Seit einigen Jahren verfolgen beide Länder Innovationsstrategien, die diesen Transfer unterstützen. Dabei geht es jeweils darum, vorhandene Stärken auszubauen und bestehende Vernetzungen zu intensivieren. Dafür hat beispielsweise Berlin seine Förderaktivitäten stark fokussiert.

Ein Blick in die Statistik belegt, dass dieses Vorgehen sinnvoll ist: Während die Zahl der Beschäftigten in der Berliner Wirtschaft im Zeitraum von 2003 bis 2007 insgesamt lediglich um vier Prozent gestiegen ist, im verarbeitenden Gewerbe sogar um zwei Prozent abnahm, stiegen die Beschäftigtenzahlen in den sogenannten Kompetenzfeldern Biotechnologie, Medizintechnik, Optik, Informations- und Kommunikationstechnologie und Verkehrssystemtechnik im gleichen Zeitraum um gute 15 Prozent. Entstanden sind hochqualifizierte Arbeitsplätze, die auch in der Krise besonders stabil sind.

Die Brandenburger Kompetenzfelder, die sich ebenfalls erfolgreich entwickeln, korrespondieren mit jenen in Berlin. Inzwischen ist die Region zu einer Einheit zusammengewachsen. Dies zeigt sich auch daran, dass viele der Verbundprojekte zwischen Wissenschaft und Wirtschaft und die innovativen Netzwerke längst länderübergreifend arbeiten.

Im November 2008 wurde die gemeinsame Innovationsstrategie erstmals öffentlich vorgestellt. Als gemeinsame Zukunftsfelder wurden die Bereiche Biotechnologie/Medizintechnik/Pharma, Informations- und Kommunikationstechnnologien/Medien, Optik, Verkehrssystemtechnik und Energietechnik definiert. Man verständigte sich darauf, für diese Bereiche Strategien zu erarbeiten, die besonders wichtige Projekte identifizieren und deren Realisierung vorbereiten. Außerdem wurden neun Leitprojekte benannt, die zeigen, worum es vor allem geht.
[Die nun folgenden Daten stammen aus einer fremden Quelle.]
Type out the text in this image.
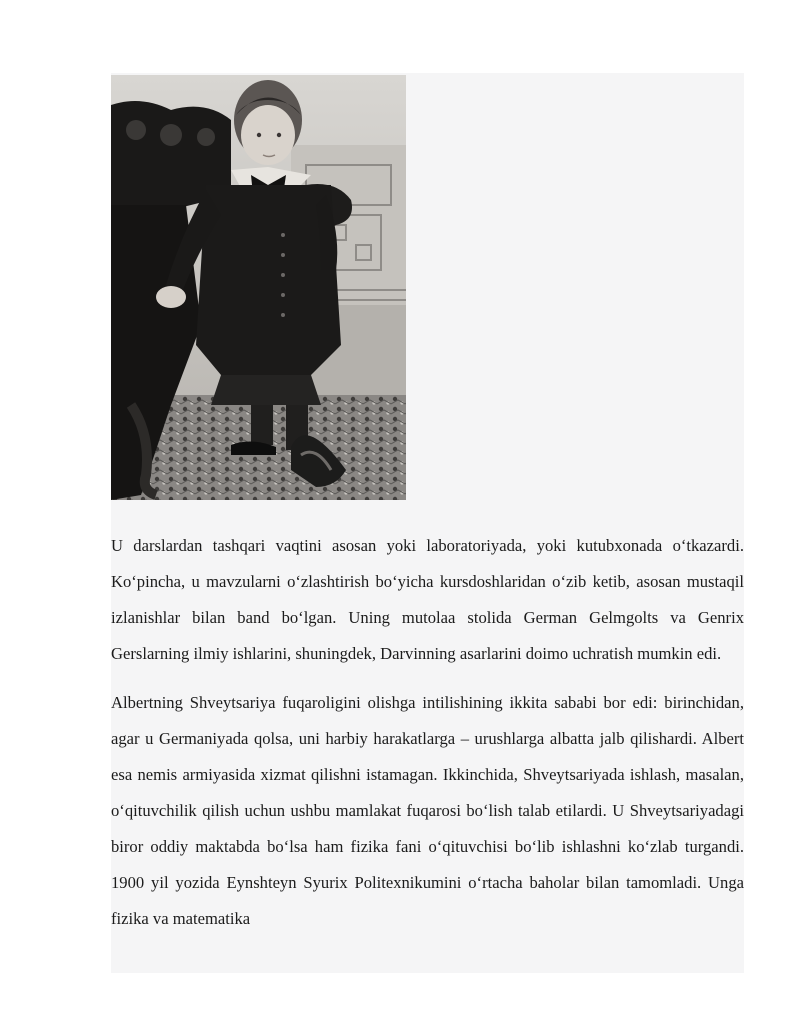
U darslardan tashqari vaqtini asosan yoki laboratoriyada, yoki kutubxonada o‘tkazardi. Ko‘pincha, u mavzularni o‘zlashtirish bo‘yicha kursdoshlaridan o‘zib ketib, asosan mustaqil izlanishlar bilan band bo‘lgan. Uning mutolaa stolida German Gelmgolts va Genrix Gerslarning ilmiy ishlarini, shuningdek, Darvinning asarlarini doimo uchratish mumkin edi.

Albertning Shveytsariya fuqaroligini olishga intilishining ikkita sababi bor edi: birinchidan, agar u Germaniyada qolsa, uni harbiy harakatlarga – urushlarga albatta jalb qilishardi. Albert esa nemis armiyasida xizmat qilishni istamagan. Ikkinchida, Shveytsariyada ishlash, masalan, o‘qituvchilik qilish uchun ushbu mamlakat fuqarosi bo‘lish talab etilardi. U Shveytsariyadagi biror oddiy maktabda bo‘lsa ham fizika fani o‘qituvchisi bo‘lib ishlashni ko‘zlab turgandi. 1900 yil yozida Eynshteyn Syurix Politexnikumini o‘rtacha baholar bilan tamomladi. Unga fizika va matematika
Neben strukturbildenden Maßnahmen steht auch das Thema Technologietransfer auf der Tagesordnung des heutigen Innovationsgipfels. Noch immer bleiben Forschungsergebnisse auf halber Strecke stecken, obwohl es für das Produkt, das man aus den neuen Erkenntnissen entwickeln könnte, einen Markt gäbe.

Hier wollen die Länder zukünftig noch mehr tun, um kleinen und mittleren Unternehmen den Einstieg zu erleichtern, mit wissenschaftlichen Einrichtungen zusammenzuarbeiten.